2024-04-23 ミシガン大学
A slice of the mouse brainstem demonstrates the detection of morphine (green) and the expression of the SPOTIT sensor (magenta). Image credit: Noam Gannot and Peng Li, U-M Sciences Institute
<関連情報>
- https://news.umich.edu/chemical-tool-illuminates-pathways-used-by-dopamine-opioids-and-other-neuronal-signals/
- https://www.pnas.org/doi/10.1073/pnas.2307090121
Gタンパク質共役型受容体アゴニストマッピングのための一本鎖蛍光インテグレーター Single-chain fluorescent integrators for mapping G-protein-coupled receptor agonists
Kayla Kroning, Noam Gannot, Xingyu Li, +7, and Wenjing Wang
Proceedings of the National Academy of Sciences Published:April 22, 2024
DOI:https://doi.org/10.1073/pnas.2307090121
Significance
A comprehensive understanding of G protein-coupled receptor (GPCR) signaling in the brain requires brain-wide detection of their endogenous and synthetic agonists at high spatial resolution. We developed a platform called Single-chain Protein-based Opioid Transmission Indicator Tool (SPOTIT) for all GPCRs, abbreviated as SPOTall. SPOTall can detect GPCR agonists and leave a fluorescent mark on cells for whole brain analysis at cellular resolution. We demonstrated SPOTall with three GPCRs and applied the beta 2-adrenergic receptor-SPOTall sensor in mouse brains to detect exogenously administered isoproterenol and epinephrine. Finally, we used mu-opioid receptor-SPOTIT2 in mouse brains to detect morphine binding. SPOTIT and SPOTall potentially can be applied for brain-wide detection of GPCR agonists at cellular resolution in mouse models.
Abstract
G protein-coupled receptors (GPCRs) transduce the effects of many neuromodulators including dopamine, serotonin, epinephrine, acetylcholine, and opioids. The localization of synthetic or endogenous GPCR agonists impacts their action on specific neuronal pathways. In this paper, we show a series of single-protein chain integrator sensors that are highly modular and could potentially be used to determine GPCR agonist localization across the brain.

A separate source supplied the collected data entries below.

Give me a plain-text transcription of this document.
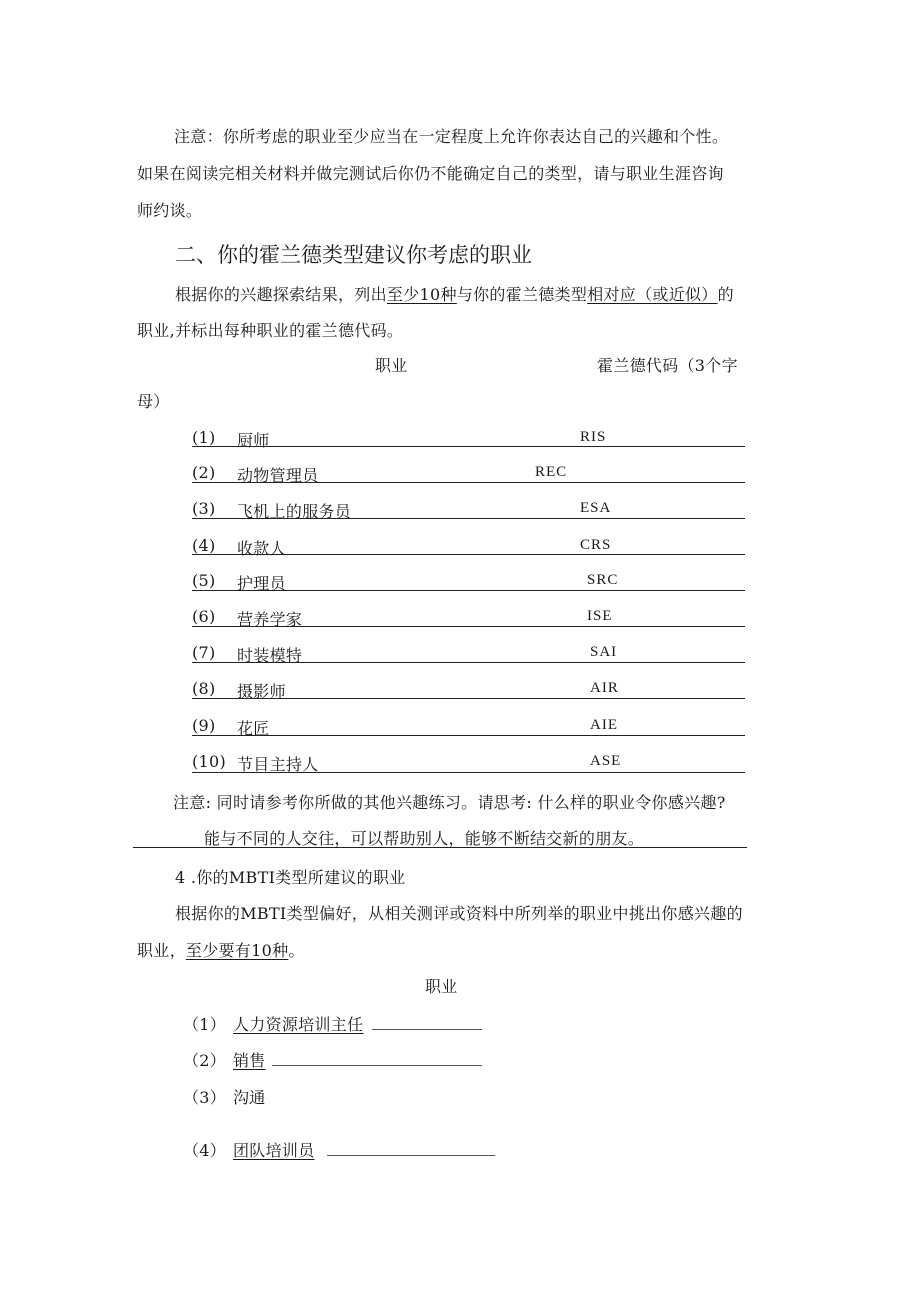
注意：你所考虑的职业至少应当在一定程度上允许你表达自己的兴趣和个性。
如果在阅读完相关材料并做完测试后你仍不能确定自己的类型，请与职业生涯咨询
师约谈。
二、你的霍兰德类型建议你考虑的职业
根据你的兴趣探索结果，列出至少10种与你的霍兰德类型相对应（或近似）的
职业,并标出每种职业的霍兰德代码。
职业	霍兰德代码（3个字
母）
(1) 厨师	RIS
(2) 动物管理员	REC
(3) 飞机上的服务员	ESA
(4) 收款人	CRS
(5) 护理员	SRC
(6) 营养学家	ISE
(7) 时装模特	SAI
(8) 摄影师	AIR
(9) 花匠	AIE
(10) 节目主持人	ASE
注意: 同时请参考你所做的其他兴趣练习。请思考: 什么样的职业令你感兴趣?
能与不同的人交往，可以帮助别人，能够不断结交新的朋友。
4 .你的MBTI类型所建议的职业
根据你的MBTI类型偏好，从相关测评或资料中所列举的职业中挑出你感兴趣的
职业，至少要有10种。
职业
（1） 人力资源培训主任
（2） 销售
（3） 沟通
（4） 团队培训员
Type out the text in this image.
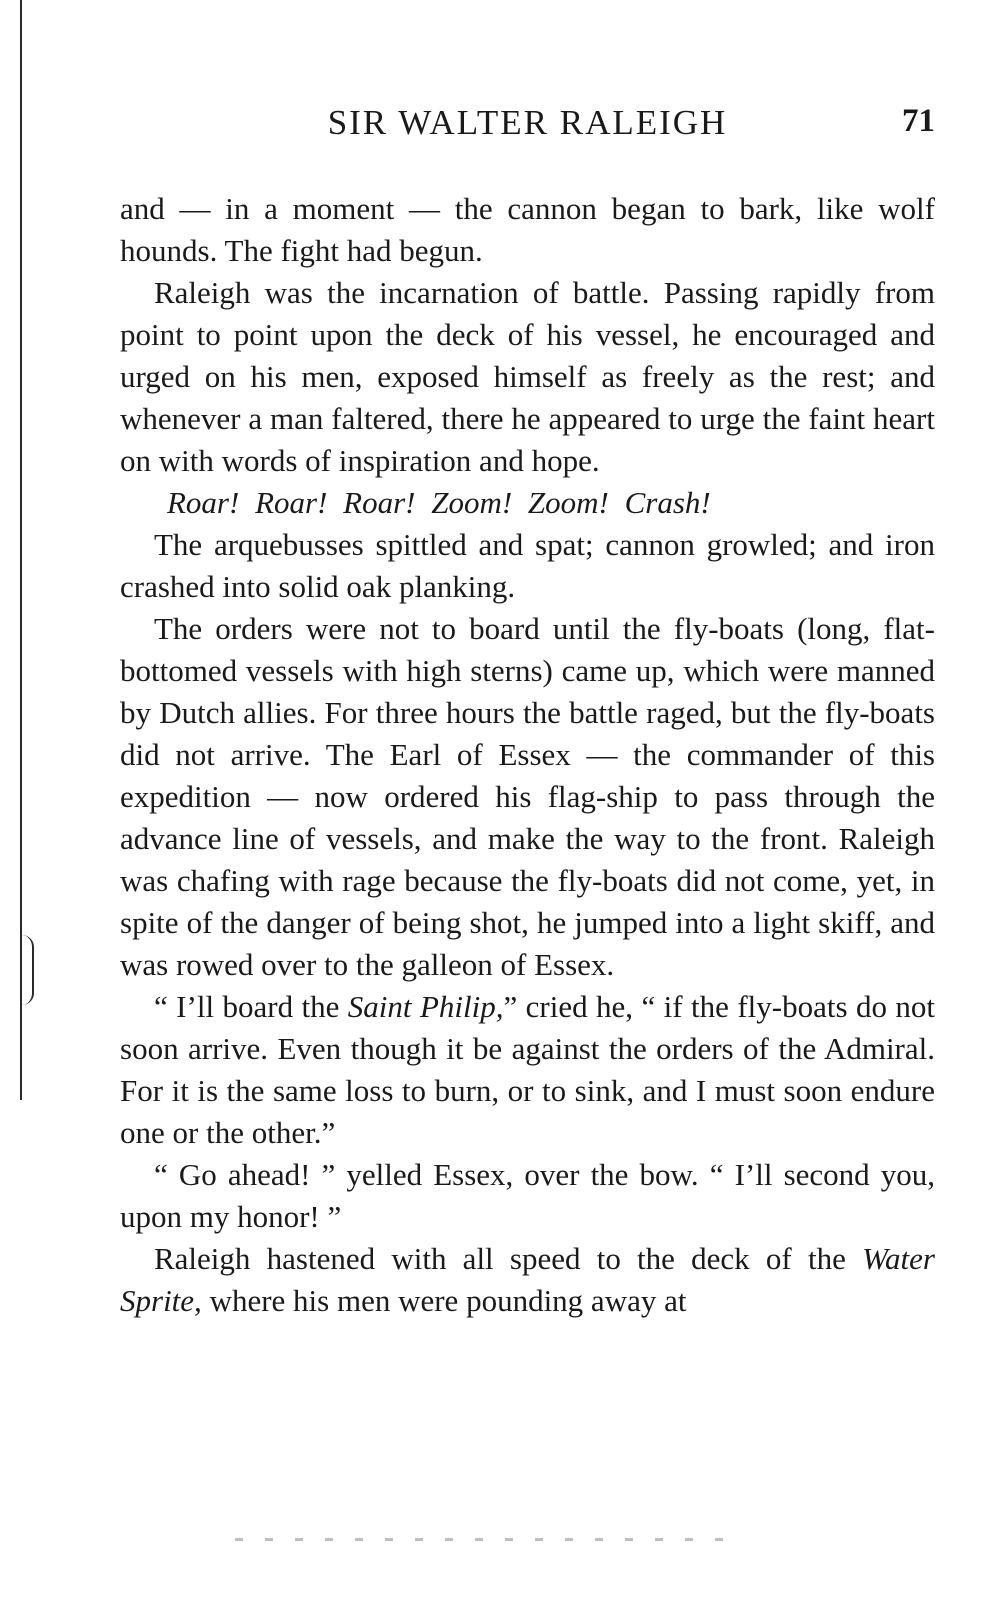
SIR WALTER RALEIGH	71

and — in a moment — the cannon began to bark, like wolf hounds. The fight had begun.

Raleigh was the incarnation of battle. Passing rapidly from point to point upon the deck of his vessel, he encouraged and urged on his men, exposed himself as freely as the rest; and whenever a man faltered, there he appeared to urge the faint heart on with words of inspiration and hope.

Roar! Roar! Roar! Zoom! Zoom! Crash!

The arquebusses spittled and spat; cannon growled; and iron crashed into solid oak planking.

The orders were not to board until the fly-boats (long, flat-bottomed vessels with high sterns) came up, which were manned by Dutch allies. For three hours the battle raged, but the fly-boats did not arrive. The Earl of Essex — the commander of this expedition — now ordered his flag-ship to pass through the advance line of vessels, and make the way to the front. Raleigh was chafing with rage because the fly-boats did not come, yet, in spite of the danger of being shot, he jumped into a light skiff, and was rowed over to the galleon of Essex.

“ I’ll board the Saint Philip,” cried he, “ if the fly-boats do not soon arrive. Even though it be against the orders of the Admiral. For it is the same loss to burn, or to sink, and I must soon endure one or the other.”

“ Go ahead! ” yelled Essex, over the bow. “ I’ll second you, upon my honor! ”

Raleigh hastened with all speed to the deck of the Water Sprite, where his men were pounding away at
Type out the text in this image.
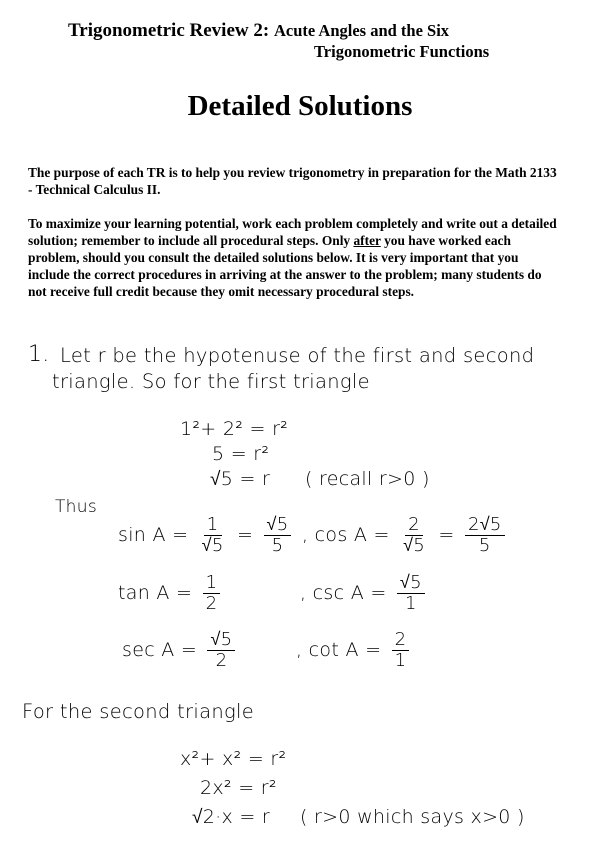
Trigonometric Review 2: Acute Angles and the Six
Trigonometric Functions
Detailed Solutions
The purpose of each TR is to help you review trigonometry in preparation for the Math 2133 - Technical Calculus II.
To maximize your learning potential, work each problem completely and write out a detailed solution; remember to include all procedural steps. Only after you have worked each problem, should you consult the detailed solutions below. It is very important that you include the correct procedures in arriving at the answer to the problem; many students do not receive full credit because they omit necessary procedural steps.
1. Let r be the hypotenuse of the first and second
triangle. So for the first triangle
1²+ 2² = r²
5 = r²
√5 = r ( recall r>0 )
Thus
$\sin A = \frac{1}{√5} = \frac{√5}{5}$ , $\cos A = \frac{2}{√5} = \frac{2√5}{5}$
$\tan A = \frac{1}{2}$	, $\csc A = \frac{√5}{1}$
$\sec A = \frac{√5}{2}$	, $\cot A = \frac{2}{1}$
For the second triangle
x²+ x² = r²
2x² = r²
√2·x = r ( r>0 which says x>0 )
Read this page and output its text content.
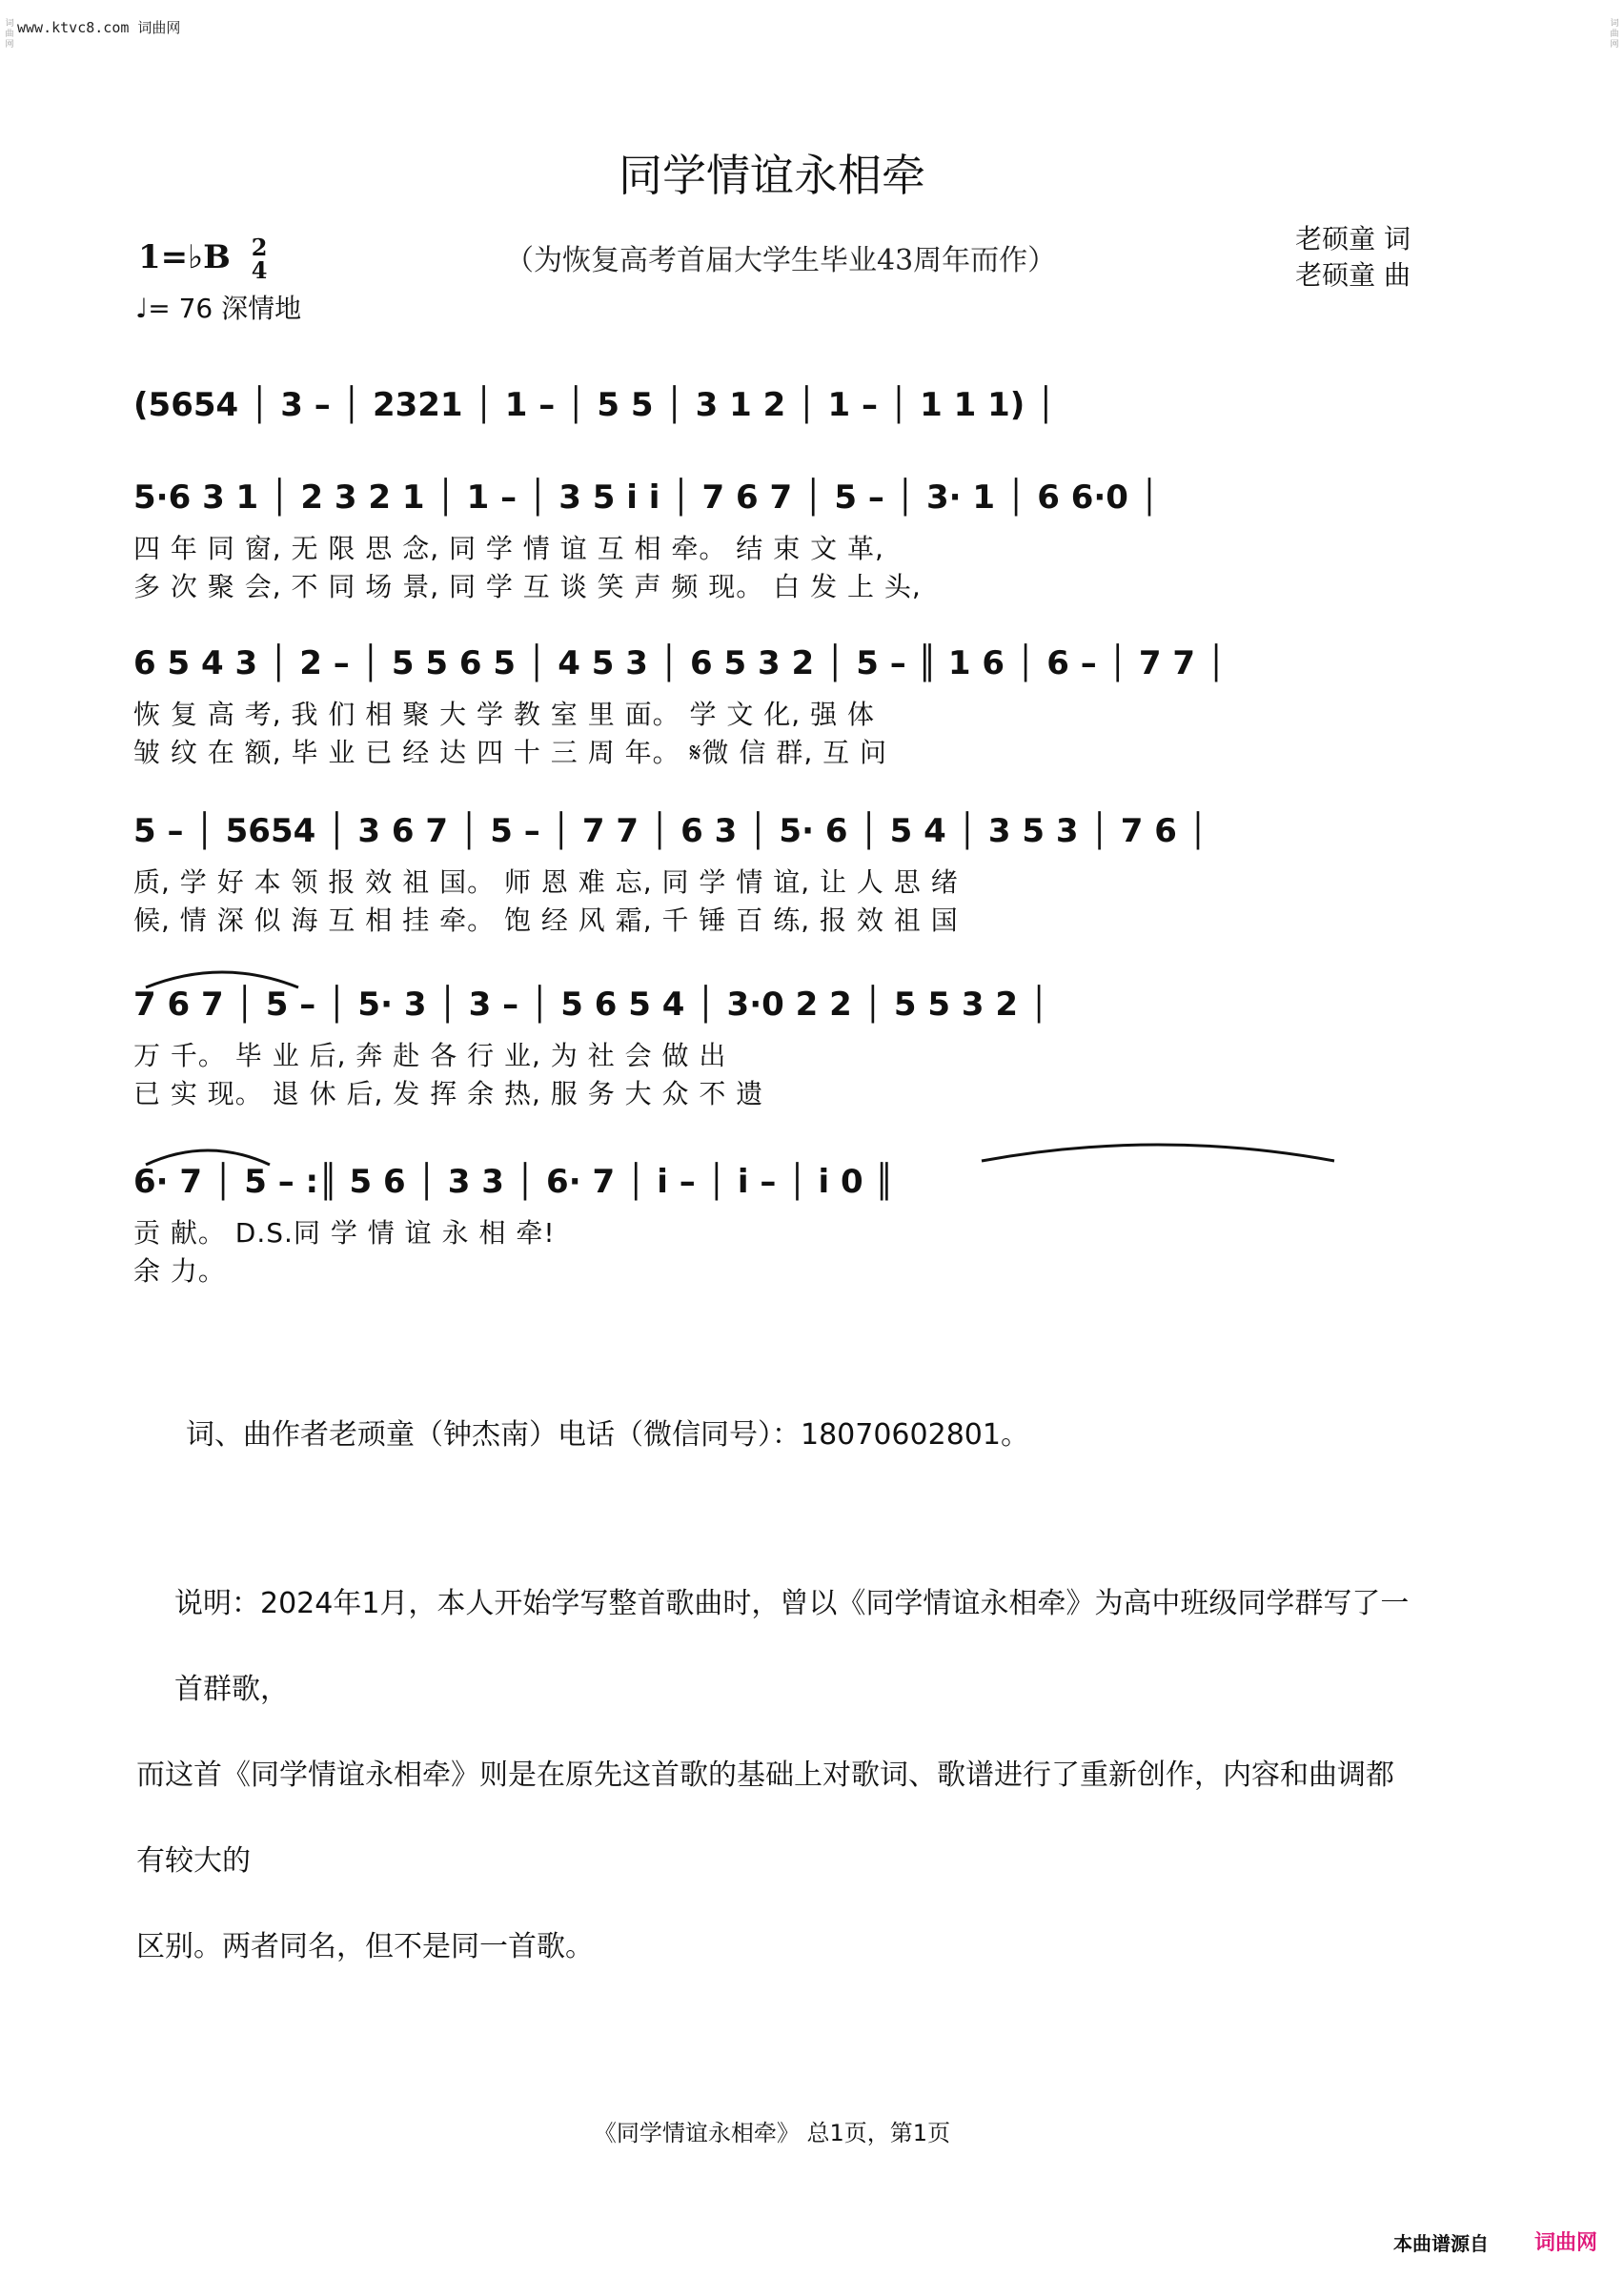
www.ktvc8.com 词曲网
词
曲
网
词
曲
网
同学情谊永相牵
1=♭B 2
4
♩= 76 深情地
（为恢复高考首届大学生毕业43周年而作）
老硕童 词
老硕童 曲
(5654 │ 3 – │ 2321 │ 1 – │ 5 5 │ 3 1 2 │ 1 – │ 1 1 1) │
5·6 3 1 │ 2 3 2 1 │ 1 – │ 3 5 i i │ 7 6 7 │ 5 – │ 3· 1 │ 6 6·0 │
四 年 同 窗, 无 限 思 念, 同 学 情 谊 互 相 牵。 结 束 文 革,
多 次 聚 会, 不 同 场 景, 同 学 互 谈 笑 声 频 现。 白 发 上 头,
6 5 4 3 │ 2 – │ 5 5 6 5 │ 4 5 3 │ 6 5 3 2 │ 5 – ║ 1 6 │ 6 – │ 7 7 │
恢 复 高 考, 我 们 相 聚 大 学 教 室 里 面。 学 文 化, 强 体
皱 纹 在 额, 毕 业 已 经 达 四 十 三 周 年。 𝄋微 信 群, 互 问
5 – │ 5654 │ 3 6 7 │ 5 – │ 7 7 │ 6 3 │ 5· 6 │ 5 4 │ 3 5 3 │ 7 6 │
质, 学 好 本 领 报 效 祖 国。 师 恩 难 忘, 同 学 情 谊, 让 人 思 绪
候, 情 深 似 海 互 相 挂 牵。 饱 经 风 霜, 千 锤 百 练, 报 效 祖 国
7 6 7 │ 5 – │ 5· 3 │ 3 – │ 5 6 5 4 │ 3·0 2 2 │ 5 5 3 2 │
万 千。 毕 业 后, 奔 赴 各 行 业, 为 社 会 做 出
已 实 现。 退 休 后, 发 挥 余 热, 服 务 大 众 不 遗
6· 7 │ 5 – :║ 5 6 │ 3 3 │ 6· 7 │ i – │ i – │ i 0 ║
贡 献。 D.S.同 学 情 谊 永 相 牵!
余 力。
词、曲作者老顽童（钟杰南）电话（微信同号）：18070602801。
说明：2024年1月，本人开始学写整首歌曲时，曾以《同学情谊永相牵》为高中班级同学群写了一首群歌，
而这首《同学情谊永相牵》则是在原先这首歌的基础上对歌词、歌谱进行了重新创作，内容和曲调都有较大的
区别。两者同名，但不是同一首歌。
《同学情谊永相牵》 总1页，第1页
本曲谱源自 词曲网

We previously engineered integrator sensors for the mu- and kappa-opioid receptor agonists called M- and K-Single-chain Protein-based Opioid Transmission Indicator Tool (SPOTIT), respectively. Here, we engineered red versions of the SPOTIT sensors for multiplexed imaging of GPCR agonists. We also modified SPOTIT to create an integrator sensor design platform called SPOTIT for all GPCRs (SPOTall). We used the SPOTall platform to engineer sensors for the beta 2-adrenergic receptor (B2AR), the dopamine receptor D1, and the cholinergic receptor muscarinic 2 agonists. Finally, we demonstrated the application of M-SPOTIT and B2AR-SPOTall in detecting exogenously administered morphine, isoproterenol, and epinephrine in the mouse brain via locally injected viruses. The SPOTIT and SPOTall sensor design platform has the potential for unbiased agonist detection of many synthetic and endogenous neuromodulators across the brain.